Oysa, Osmanlı kadın hareketini, kadının "ikincil" konumunu değiştirmeye çalışan, bunu için paradigmalar üreten bir teori, bir "feminizm" yapmaktan alıkoyan başlıca unsur, kadınların belki farkında olmadan içselleştirdikleri, belki de aşmaya gayret etmelerine rağmen yerinden kıpırdatamadıkları ataerkil yapının kendilerini son kertede "ikincil" görmelerine neden olmuş olmasıdır. Bu post-Aydınlanmanın dişil gücünü doğuran "kadınların farklılığı" görüşünden bambaşka bir şeydir.
Avrupalı kadınlara benzetmek
Osmanlı kadını için "feminist" hedefler, görünüşünü bir ölçüde Avrupalı kadınlara benzetmek, onlar gibi gezip dolaşmak, ev dışında varolabilmektir. Feminizmin, bir teori olarak ortaya çıkmasını bu unsurların tartışılmasına borçlu olduğu inkar edilemez; Batı'da da anayasal ve siyasal hak istemlerinin öncesinde, kadınların kamusal alanda varolma çabalarını simgeleyen hareketler olmuştur.
Osmanlı kadın hareketini de Batı'daki bu öncül hareketler ile olan benzerliğinden yola çıkarak değerlendirmek daha doğru olacaktır.

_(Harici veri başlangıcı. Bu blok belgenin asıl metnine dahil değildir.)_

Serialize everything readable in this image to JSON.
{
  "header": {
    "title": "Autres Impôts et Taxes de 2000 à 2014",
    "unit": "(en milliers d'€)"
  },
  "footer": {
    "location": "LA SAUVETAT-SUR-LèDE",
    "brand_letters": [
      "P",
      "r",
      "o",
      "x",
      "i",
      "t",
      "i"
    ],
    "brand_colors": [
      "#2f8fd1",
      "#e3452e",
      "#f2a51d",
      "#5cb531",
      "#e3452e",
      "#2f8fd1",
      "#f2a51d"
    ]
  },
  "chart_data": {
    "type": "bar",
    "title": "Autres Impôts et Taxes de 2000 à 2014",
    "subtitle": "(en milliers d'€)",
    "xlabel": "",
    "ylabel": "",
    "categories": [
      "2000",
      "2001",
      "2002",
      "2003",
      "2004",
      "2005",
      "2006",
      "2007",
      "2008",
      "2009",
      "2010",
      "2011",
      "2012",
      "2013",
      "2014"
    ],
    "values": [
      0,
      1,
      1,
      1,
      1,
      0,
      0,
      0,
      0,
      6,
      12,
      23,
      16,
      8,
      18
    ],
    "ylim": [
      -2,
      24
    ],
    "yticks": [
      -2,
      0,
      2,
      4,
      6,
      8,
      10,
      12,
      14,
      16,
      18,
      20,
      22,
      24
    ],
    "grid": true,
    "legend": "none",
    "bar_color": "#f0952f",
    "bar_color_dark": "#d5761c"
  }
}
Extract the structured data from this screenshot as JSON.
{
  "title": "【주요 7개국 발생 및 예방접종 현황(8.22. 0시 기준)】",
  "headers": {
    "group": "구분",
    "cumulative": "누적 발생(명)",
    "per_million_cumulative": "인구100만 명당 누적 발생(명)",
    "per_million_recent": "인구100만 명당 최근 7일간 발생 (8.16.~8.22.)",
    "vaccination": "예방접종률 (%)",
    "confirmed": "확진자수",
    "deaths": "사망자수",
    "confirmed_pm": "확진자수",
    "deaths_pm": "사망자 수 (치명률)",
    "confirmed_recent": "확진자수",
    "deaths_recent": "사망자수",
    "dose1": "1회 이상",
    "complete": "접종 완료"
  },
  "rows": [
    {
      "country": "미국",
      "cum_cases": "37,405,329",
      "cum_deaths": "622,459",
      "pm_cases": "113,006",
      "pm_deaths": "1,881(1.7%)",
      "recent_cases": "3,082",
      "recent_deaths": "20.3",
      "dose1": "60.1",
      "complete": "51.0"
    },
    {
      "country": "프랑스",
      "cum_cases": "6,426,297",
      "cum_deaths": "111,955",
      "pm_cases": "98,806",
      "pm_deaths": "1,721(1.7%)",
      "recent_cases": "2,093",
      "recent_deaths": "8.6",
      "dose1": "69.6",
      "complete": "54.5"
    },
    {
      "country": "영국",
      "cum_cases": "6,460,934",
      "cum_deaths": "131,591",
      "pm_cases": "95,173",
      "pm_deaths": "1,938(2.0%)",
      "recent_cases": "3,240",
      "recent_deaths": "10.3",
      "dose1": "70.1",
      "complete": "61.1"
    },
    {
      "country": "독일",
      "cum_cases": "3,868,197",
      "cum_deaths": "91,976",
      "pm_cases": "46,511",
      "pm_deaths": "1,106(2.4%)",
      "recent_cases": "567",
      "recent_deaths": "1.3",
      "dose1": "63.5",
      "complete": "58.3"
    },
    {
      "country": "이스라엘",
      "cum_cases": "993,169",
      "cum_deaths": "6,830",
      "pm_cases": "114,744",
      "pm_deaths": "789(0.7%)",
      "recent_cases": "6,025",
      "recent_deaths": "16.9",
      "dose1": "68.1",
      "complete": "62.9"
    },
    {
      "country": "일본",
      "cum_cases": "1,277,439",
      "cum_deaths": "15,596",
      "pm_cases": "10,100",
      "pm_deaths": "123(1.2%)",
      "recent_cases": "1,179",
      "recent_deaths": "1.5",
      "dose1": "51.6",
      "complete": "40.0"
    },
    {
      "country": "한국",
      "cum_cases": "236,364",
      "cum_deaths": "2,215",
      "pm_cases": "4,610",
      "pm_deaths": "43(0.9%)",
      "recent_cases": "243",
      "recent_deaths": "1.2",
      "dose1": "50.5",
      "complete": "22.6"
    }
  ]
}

Bu ön kabul ile yola çıkmak, Osmanlı kadın hareketinde "feminizm"in gerektirdiği dinamikleri aramak ve bir "yokluklar silsilesi" ile uğraşmak yerine, dönemin toplumsal ve kültürel koşullarını irdelemeyi ve varolan dinamikleri çözümlemeyi daha önemli kılmaktadır. Bu açıdan dönemin yazılı üretimleri zengin birer kaynaktır. Osmanlı kadınlarının dergi ve gazeteler çıkartarak, toplantılar düzenleyerek "kamusal alan"a dahil olma çabaları, dönemin edebiyat yapıtlarında da farklı yansımalar yaratmıştır.
Kaynakça:
Berktay, Fatmagül. "Osmanlı'dan Cumhuriyet'e Feminizm." Modern Türkiye'de Siyasî Düşünce: Tanzimat ve Meşrutiyet'in Birikimi. Cilt 1. Ed. Mehmet Ö. Alkan. İstanbul: İletişim Yayınları, 2001: 348-361
Van Os, Nicole. "Osmanlı Müslümanlarında Feminizm." Modern Türkiye'de Siyasî Düşünce: Tanzimat ve Meşrutiyet'in Birikimi. Cilt 1. Ed. Mehmet Ö. Alkan. İstanbul: İletişim Yayınları, 2001: 335-347.